There’s an artist in the UK, Anna Ridler, who did a similar project where she made a data set of 10,000 tulips that were all bought on farmer’s markets and manually photographed and tagged, and that obviously took a huge amount of time. So there’s other people working with similar questions in mind.
You seem to be actively aware of the social impact of your work. Does it trouble you that some of your machine learning tools might be used to facilitate some ends that you disagree with?
In this case, no, because I basically used open source software. Aside from changing the training data, I didn’t produce anything problematic. I’m more concerned that I should be focused instead on issues that are more serious. Working with deep learning may be interesting, and it’s also interesting to have a critic contribute to a critical discourse, but on the other hand, if my computer wasn’t running for a week on this project it would have produced less emissions. That is maybe the larger concern.

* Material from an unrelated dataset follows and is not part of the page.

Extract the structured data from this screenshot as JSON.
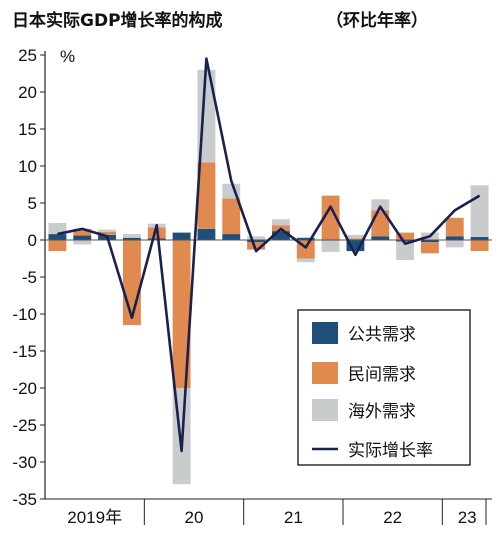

In your work A Computer Walks into a Gallery, we see how a machine interprets an artwork, and it’s funny because it gets everything wrong but is somehow still fascinating to see what it sees. It reminded me of the story of the man who mistook his wife for a hat because of visual agnosia. So maybe it’s quite human after all. Would the ideal machine be able to see more like a human or somehow better than a human?
Probably human-like would be really boring, right? If it sees the same as what I see, I don’t think that would be very compelling. The question is, what would be a superhuman way of seeing? I don’t know what that is.
I don’t have the vocabulary to talk about classical visual arts, but the painting is not just what you see, it’s what it makes you think of, and what it makes you feel. Maybe if a computer could feel that, it would be very interesting. What’s exciting to me about a computer is how it gets it wrong, and how far it is away from being the same as me, and what I can learn about myself sometimes by looking at these mistakes. It turns out vision is not as simple as connecting a similar neuronal structure, because apparently there must be other stuff involved or I would see my wife and not a hat.
What is inspiring you at the moment?
Right now I feel it’s a very dark time for technology, so a lot of things inspire me in the way that they concern me. Also, moving to the United States made me so much more aware of issues that I wasn’t really faced with, or didn’t recognize, living in Germany. I think a lot about all the things that could be better.
On the other hand, right now I’m still working with deep learning, and there’s this concept of latent space, which is this idea of actual space, like my room, but a high-dimensional space. So it has more than three axes, it can have hundreds. We cannot understand or visualize these dimensions, but they’re somehow real. And even though it’s not a model of the world that’s based on cognition or intelligence it is somehow a model of the world. This idea is really beautiful to me, that there are these computers that can get really good at something, and we don’t understand why, and the solution to some extent is in this high-dimensional weird little world that we cannot see. And that we cannot see it is again the problem because we then cannot understand how the computer reasons or behaves. This is a perfect example of something that I find really beautiful and inspiring but at the same time makes me really concerned.